Dosen Menanggung Beban Maksimum
Ketua serikat yang beranggotakan lebih dari 800 peserta ini menyatakan untuk bisa masuk ke perguruan tinggi sangatlah berdarah-darah. Ketika masuk, gaji yang diberikan tidak sesuai atau hanya 80%.
“Kami dosen itu masuk perguruan tinggi berdarah-darah dan kemudian diproses itu kami hanya dapat gaji sekitar 80% atau sebanyak Rp 1-Rp 2 juta paling banyak,” tambahnya.
Dhia juga menjelaskan sulitnya dosen untuk naik pangkat. Memproduksi banyak jurnal tidak menjamin seseorang bisa naik pangkat dengan mudah.
Pun kalau pada akhirnya seorang dosen naik pangkat, besaran gaji yang diberikan juga tidak besar. Hanya sekitar Rp 200-Rp 300 ribu saja.
Ada Dosen CPNS Diminta Tugas Belajar Tapi Tak Dibiayai
Dituntut banyak hal, pengembangan keilmuan dan kompetensi dosen justru banyak yang tidak didukung pihak kampus. Dosen kesulitan mendapat beasiswa tetapi tetap diharuskan untuk sekolah lanjut.
“Dosen dengan tubel (tugas belajar) masih harus mencari tambahan untuk sekolah, mencukupi kebutuhan hidup, dan support dari kampus sebatas bantuan. Saat ini mereka harus merangkap di struktural dan beban tridharma,” ucap Dhia.
Terakhir beban maksimum seorang dosen tumbuh di masalah sertifikasi. Sertifikasi dosen dinilai tidak berjalan secara otomatis melainkan dipenuhi syarat seleksi seperti seleksi masuk dosen.
“Jadi kalau kita ingin dapat tambahan satu kali gaji, itu kita harus menyelesaikan serdos (sertifikasi dosen). Tesnya harus upaya juga keluar duit lagi, kemudian mau mengembangkan keilmuan harus mengeluarkan dana lagi,” ceritanya.
“Di salah satu kampus di Jawa Tengah, itu ada CPNS untuk tugas belajar di internal lingkungan kampus tetapi tidak dibiayai oleh kampus. Ini kan zalim, tapi ini terjadi di lingkungan perguruan tinggi kita,” tambah Dhia.

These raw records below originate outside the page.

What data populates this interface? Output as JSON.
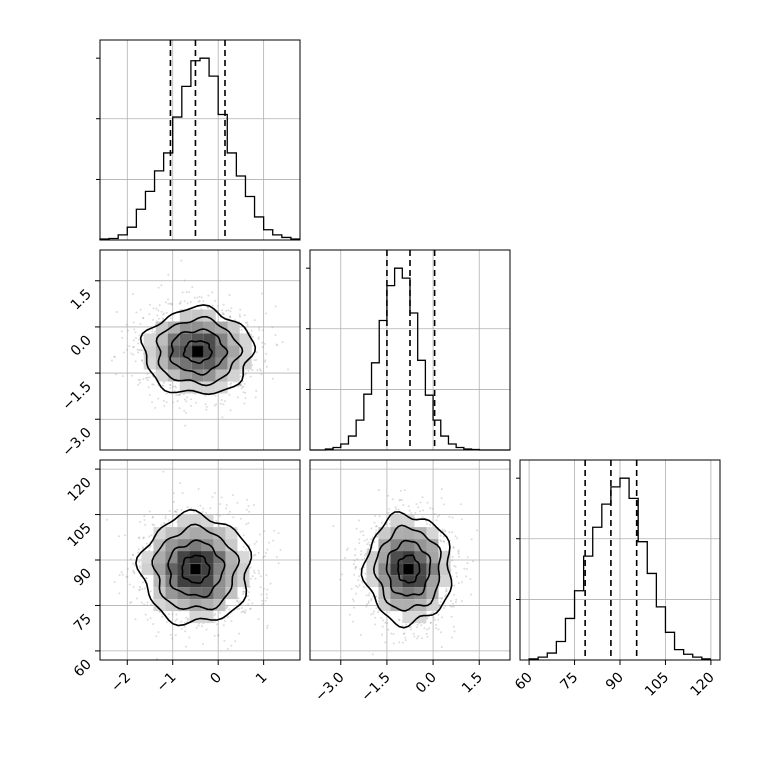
{
  "chart_data": {
    "type": "corner",
    "grid": true,
    "variables": [
      {
        "range": [
          -2.6,
          1.8
        ],
        "ticks": [
          -2,
          -1,
          0,
          1
        ],
        "tick_labels": [
          "−2",
          "−1",
          "0",
          "1"
        ],
        "quantiles": [
          -1.05,
          -0.5,
          0.15
        ],
        "hist_x0": -2.6,
        "hist_step": 0.2,
        "hist_counts": [
          2,
          3,
          10,
          25,
          60,
          95,
          135,
          170,
          240,
          300,
          350,
          355,
          320,
          245,
          170,
          125,
          85,
          45,
          20,
          10,
          5,
          2
        ]
      },
      {
        "range": [
          -4.0,
          2.5
        ],
        "ticks": [
          -3.0,
          -1.5,
          0.0,
          1.5
        ],
        "tick_labels": [
          "−3.0",
          "−1.5",
          "0.0",
          "1.5"
        ],
        "quantiles": [
          -1.5,
          -0.75,
          0.05
        ],
        "hist_x0": -4.0,
        "hist_step": 0.25,
        "hist_counts": [
          0,
          0,
          2,
          5,
          12,
          28,
          60,
          112,
          175,
          260,
          330,
          365,
          345,
          275,
          180,
          110,
          60,
          28,
          12,
          5,
          2,
          1,
          0,
          0,
          0,
          0
        ]
      },
      {
        "range": [
          57,
          123
        ],
        "ticks": [
          60,
          75,
          90,
          105,
          120
        ],
        "tick_labels": [
          "60",
          "75",
          "90",
          "105",
          "120"
        ],
        "quantiles": [
          78.5,
          87,
          95.5
        ],
        "hist_x0": 60,
        "hist_step": 3,
        "hist_counts": [
          2,
          5,
          12,
          32,
          72,
          120,
          180,
          230,
          270,
          300,
          315,
          280,
          205,
          150,
          92,
          48,
          18,
          10,
          5,
          2
        ]
      }
    ],
    "pairs": [
      {
        "row": 1,
        "col": 0,
        "center": [
          -0.45,
          -0.8
        ],
        "sigma": [
          0.6,
          0.7
        ]
      },
      {
        "row": 2,
        "col": 0,
        "center": [
          -0.5,
          87.0
        ],
        "sigma": [
          0.6,
          9.0
        ]
      },
      {
        "row": 2,
        "col": 1,
        "center": [
          -0.8,
          87.0
        ],
        "sigma": [
          0.7,
          9.0
        ]
      }
    ],
    "colors": {
      "points": "#9a9a9a",
      "density": "#000000",
      "lines": "#000000",
      "grid": "#b0b0b0"
    }
  }
}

Dosen Kerja Sampingan Imbas Take Home Pay di Bawah Rp 2 Juta
Dengan kewajiban yang banyak ini, dosen hanya mendapat take home pay (gaji keseluruhan) di bawah Rp 3 juta untuk dosen perguruan tinggi negeri (PTN) hingga di bawah Rp 2 juta bila ia dosen perguruan tinggi swasta (PTS). Data ini didapatkan SKP dari survey yang melibatkan 1200 dosen di seluruh Indonesia.

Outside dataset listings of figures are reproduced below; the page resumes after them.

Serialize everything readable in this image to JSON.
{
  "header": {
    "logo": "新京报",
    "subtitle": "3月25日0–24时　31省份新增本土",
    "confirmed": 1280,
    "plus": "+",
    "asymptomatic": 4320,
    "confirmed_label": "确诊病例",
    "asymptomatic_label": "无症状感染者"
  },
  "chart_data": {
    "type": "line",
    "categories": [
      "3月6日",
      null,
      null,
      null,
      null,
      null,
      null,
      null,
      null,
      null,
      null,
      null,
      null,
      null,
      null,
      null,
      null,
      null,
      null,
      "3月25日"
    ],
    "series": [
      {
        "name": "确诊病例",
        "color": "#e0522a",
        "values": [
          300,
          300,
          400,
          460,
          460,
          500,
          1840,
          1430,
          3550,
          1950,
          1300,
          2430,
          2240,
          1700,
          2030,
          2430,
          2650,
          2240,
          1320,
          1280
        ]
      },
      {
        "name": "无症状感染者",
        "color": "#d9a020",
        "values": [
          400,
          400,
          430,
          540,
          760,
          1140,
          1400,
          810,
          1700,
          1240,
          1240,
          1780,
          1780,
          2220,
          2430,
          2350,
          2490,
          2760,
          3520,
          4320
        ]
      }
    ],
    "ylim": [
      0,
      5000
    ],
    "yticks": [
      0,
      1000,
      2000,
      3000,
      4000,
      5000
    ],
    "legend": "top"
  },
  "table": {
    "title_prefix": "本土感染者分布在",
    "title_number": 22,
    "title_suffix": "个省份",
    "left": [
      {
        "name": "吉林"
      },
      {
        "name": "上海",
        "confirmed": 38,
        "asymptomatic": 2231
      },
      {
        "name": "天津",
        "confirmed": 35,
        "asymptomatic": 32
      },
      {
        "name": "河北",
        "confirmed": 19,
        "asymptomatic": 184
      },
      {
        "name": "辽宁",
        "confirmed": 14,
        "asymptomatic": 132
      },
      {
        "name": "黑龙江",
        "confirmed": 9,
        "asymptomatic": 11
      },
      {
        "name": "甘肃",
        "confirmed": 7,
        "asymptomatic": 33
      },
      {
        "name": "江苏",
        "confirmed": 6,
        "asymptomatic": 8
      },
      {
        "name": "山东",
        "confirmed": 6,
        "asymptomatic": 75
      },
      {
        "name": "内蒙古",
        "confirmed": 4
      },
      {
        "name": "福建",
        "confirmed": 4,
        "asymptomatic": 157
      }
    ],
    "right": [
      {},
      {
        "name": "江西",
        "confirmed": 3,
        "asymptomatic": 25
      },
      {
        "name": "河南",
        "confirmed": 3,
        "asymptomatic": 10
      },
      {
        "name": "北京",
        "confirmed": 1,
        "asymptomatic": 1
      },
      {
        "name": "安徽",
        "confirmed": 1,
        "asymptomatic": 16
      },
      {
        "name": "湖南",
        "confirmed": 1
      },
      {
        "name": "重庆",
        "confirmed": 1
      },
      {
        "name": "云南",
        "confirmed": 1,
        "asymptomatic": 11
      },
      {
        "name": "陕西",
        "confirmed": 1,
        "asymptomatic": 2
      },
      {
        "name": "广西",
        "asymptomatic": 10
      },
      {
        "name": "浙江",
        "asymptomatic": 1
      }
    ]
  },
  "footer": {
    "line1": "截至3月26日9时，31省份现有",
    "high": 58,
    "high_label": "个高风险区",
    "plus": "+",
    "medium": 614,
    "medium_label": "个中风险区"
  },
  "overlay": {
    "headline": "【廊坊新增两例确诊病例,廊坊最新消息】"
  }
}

Sebanyak 61% dari 1.200 (peserta survey) menyatakan beban tidak sebanding dengan kompensasi. Secara umum dosen dengan jenjang pendidikan S2 seharusnya mendapat Rp 10-30 juta.
Pendapatan yang minim membuat 76% dosen memilih kerja sampingan bahkan setelah 10 tahun bekerja. Dampak dari fenomena ini 72,2% dosen mengalami kelelahan kerja tinggi yang berujung kejadian mengerikan seperti terjerat pinjaman online, hilang kontak, terganggu kesehatan mentalnya hingga meninggal dunia.

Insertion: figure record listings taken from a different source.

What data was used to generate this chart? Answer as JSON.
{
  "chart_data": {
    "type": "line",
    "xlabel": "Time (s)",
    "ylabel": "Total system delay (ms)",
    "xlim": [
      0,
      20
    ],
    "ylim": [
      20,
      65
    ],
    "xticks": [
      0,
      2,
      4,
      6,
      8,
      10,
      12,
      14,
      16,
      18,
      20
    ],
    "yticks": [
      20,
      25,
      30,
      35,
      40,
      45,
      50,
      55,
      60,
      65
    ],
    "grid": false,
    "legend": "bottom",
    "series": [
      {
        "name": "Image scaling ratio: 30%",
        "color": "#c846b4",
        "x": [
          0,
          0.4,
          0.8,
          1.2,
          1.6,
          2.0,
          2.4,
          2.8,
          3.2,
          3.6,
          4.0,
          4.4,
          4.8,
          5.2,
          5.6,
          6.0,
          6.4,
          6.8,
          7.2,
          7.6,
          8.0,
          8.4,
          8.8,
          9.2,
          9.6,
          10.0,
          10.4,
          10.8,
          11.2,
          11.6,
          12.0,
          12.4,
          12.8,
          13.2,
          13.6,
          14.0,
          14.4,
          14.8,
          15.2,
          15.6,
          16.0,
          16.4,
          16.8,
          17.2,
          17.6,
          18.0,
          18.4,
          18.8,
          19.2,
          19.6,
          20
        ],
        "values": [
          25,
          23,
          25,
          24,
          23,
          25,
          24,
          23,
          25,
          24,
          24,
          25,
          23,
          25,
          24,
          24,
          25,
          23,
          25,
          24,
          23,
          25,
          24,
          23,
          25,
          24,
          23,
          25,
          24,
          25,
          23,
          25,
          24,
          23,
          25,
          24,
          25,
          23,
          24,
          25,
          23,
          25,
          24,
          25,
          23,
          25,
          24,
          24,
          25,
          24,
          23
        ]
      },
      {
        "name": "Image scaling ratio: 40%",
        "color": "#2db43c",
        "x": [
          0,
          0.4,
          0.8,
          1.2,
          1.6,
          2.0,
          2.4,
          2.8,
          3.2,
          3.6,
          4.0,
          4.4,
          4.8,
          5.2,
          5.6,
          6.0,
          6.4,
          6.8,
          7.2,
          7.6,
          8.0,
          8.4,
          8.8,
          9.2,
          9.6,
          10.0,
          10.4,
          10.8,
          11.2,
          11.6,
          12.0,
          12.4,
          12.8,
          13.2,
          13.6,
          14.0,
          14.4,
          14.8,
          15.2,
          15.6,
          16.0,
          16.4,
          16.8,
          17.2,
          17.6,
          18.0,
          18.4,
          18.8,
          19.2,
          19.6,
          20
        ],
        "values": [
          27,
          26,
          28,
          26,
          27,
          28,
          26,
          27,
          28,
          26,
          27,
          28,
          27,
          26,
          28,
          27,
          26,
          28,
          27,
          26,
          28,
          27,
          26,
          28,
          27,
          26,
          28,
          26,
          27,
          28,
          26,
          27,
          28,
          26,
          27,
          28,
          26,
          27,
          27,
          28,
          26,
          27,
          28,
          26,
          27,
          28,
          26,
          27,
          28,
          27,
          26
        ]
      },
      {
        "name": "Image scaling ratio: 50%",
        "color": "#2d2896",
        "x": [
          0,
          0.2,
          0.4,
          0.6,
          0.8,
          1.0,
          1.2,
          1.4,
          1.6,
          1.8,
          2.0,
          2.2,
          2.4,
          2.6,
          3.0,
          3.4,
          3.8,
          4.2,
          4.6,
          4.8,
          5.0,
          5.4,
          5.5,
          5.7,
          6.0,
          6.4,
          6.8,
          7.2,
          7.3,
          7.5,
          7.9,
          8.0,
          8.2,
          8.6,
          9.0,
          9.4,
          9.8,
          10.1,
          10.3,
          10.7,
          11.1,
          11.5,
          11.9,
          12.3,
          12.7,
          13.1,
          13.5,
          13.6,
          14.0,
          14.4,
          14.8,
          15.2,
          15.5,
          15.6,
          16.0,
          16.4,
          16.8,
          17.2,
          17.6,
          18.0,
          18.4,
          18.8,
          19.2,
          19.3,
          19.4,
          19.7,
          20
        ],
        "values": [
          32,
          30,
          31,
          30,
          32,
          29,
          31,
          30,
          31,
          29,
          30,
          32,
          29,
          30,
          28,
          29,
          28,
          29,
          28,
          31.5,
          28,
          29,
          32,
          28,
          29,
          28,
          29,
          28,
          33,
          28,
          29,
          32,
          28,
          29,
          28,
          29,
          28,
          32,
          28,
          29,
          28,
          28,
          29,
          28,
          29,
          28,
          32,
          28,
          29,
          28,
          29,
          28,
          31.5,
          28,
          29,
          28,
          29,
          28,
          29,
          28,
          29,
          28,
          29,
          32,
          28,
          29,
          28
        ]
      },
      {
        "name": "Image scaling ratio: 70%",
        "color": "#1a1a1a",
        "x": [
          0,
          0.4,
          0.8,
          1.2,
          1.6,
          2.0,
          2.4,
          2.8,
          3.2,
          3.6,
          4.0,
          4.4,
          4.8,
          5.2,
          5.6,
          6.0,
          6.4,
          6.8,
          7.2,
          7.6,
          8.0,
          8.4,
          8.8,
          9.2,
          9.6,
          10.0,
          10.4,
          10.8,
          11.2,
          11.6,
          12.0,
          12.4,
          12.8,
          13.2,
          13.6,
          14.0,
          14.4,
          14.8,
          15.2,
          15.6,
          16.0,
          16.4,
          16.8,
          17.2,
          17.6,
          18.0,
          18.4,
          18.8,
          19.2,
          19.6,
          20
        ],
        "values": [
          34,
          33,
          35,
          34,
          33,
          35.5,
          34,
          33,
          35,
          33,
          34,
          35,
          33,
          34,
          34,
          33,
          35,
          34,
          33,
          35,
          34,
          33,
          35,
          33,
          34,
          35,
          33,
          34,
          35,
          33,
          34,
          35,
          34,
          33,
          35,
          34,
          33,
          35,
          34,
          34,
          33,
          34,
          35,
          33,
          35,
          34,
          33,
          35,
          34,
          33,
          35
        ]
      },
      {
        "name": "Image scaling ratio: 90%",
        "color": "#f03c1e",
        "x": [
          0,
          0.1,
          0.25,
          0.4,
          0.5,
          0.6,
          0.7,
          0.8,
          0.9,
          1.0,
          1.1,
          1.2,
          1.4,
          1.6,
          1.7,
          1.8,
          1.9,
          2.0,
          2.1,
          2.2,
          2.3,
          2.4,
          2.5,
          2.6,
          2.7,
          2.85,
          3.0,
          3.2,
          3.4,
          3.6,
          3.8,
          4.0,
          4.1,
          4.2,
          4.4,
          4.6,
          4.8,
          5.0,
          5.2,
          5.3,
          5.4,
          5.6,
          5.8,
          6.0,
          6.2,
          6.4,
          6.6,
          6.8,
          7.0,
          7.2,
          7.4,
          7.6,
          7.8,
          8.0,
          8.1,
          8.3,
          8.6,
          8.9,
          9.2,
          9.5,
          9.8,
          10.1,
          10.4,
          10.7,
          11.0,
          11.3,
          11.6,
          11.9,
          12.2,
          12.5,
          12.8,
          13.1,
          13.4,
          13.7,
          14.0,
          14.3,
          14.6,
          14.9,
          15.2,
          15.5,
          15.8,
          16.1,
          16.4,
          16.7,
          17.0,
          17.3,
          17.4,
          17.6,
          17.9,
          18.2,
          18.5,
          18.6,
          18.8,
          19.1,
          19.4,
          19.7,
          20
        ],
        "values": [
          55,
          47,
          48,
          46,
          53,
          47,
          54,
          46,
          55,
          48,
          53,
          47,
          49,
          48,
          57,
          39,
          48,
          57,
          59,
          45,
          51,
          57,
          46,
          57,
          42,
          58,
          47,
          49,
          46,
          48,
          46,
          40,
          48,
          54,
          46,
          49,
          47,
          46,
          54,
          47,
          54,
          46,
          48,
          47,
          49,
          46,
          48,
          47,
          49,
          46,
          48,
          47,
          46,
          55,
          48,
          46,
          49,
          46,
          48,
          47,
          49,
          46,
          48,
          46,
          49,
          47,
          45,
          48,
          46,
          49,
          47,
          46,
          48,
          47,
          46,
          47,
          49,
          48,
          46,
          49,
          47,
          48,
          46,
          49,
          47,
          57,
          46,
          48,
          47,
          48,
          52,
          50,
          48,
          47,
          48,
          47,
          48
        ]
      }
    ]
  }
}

“Dosen-dosen di Indonesia, kayanya karena kerja sampingan bukan karena profesi sebagai dosen,” tegas Dhia.
Dosen Perlu Upah yang Layak
Dari penjelasan tersebut SPK meminta 4 tuntutan yakni:
1. Memberikan upah yang layak untuk dosen dengan gaji minimal R0 10 juta/bulan tanpa melihat status dosen. Bila terlalu berat standar gaji yang layak bagi dosen minimum 3 kali dari UMR dan tenaga kependidikan 2 kali dari UMR suatu daerah.
2. Hapus beban kerja dosen (BKD).
3. Menghentikan pengkotakan dosen dan cabut PermenPAN-RB Nomor 1 Tahun 2023 dan Peraturan Pemerintah (PP) Nomor 44 Tahun 2024.
4. Transparansi manajemen kampus, jaminan kebebasan akademik, biarkan pekerja kampus berserikat, dan berikan sanksi (pembekuan/penutupan) pada kampus (terutama swasta) yang tidak beri upah layak.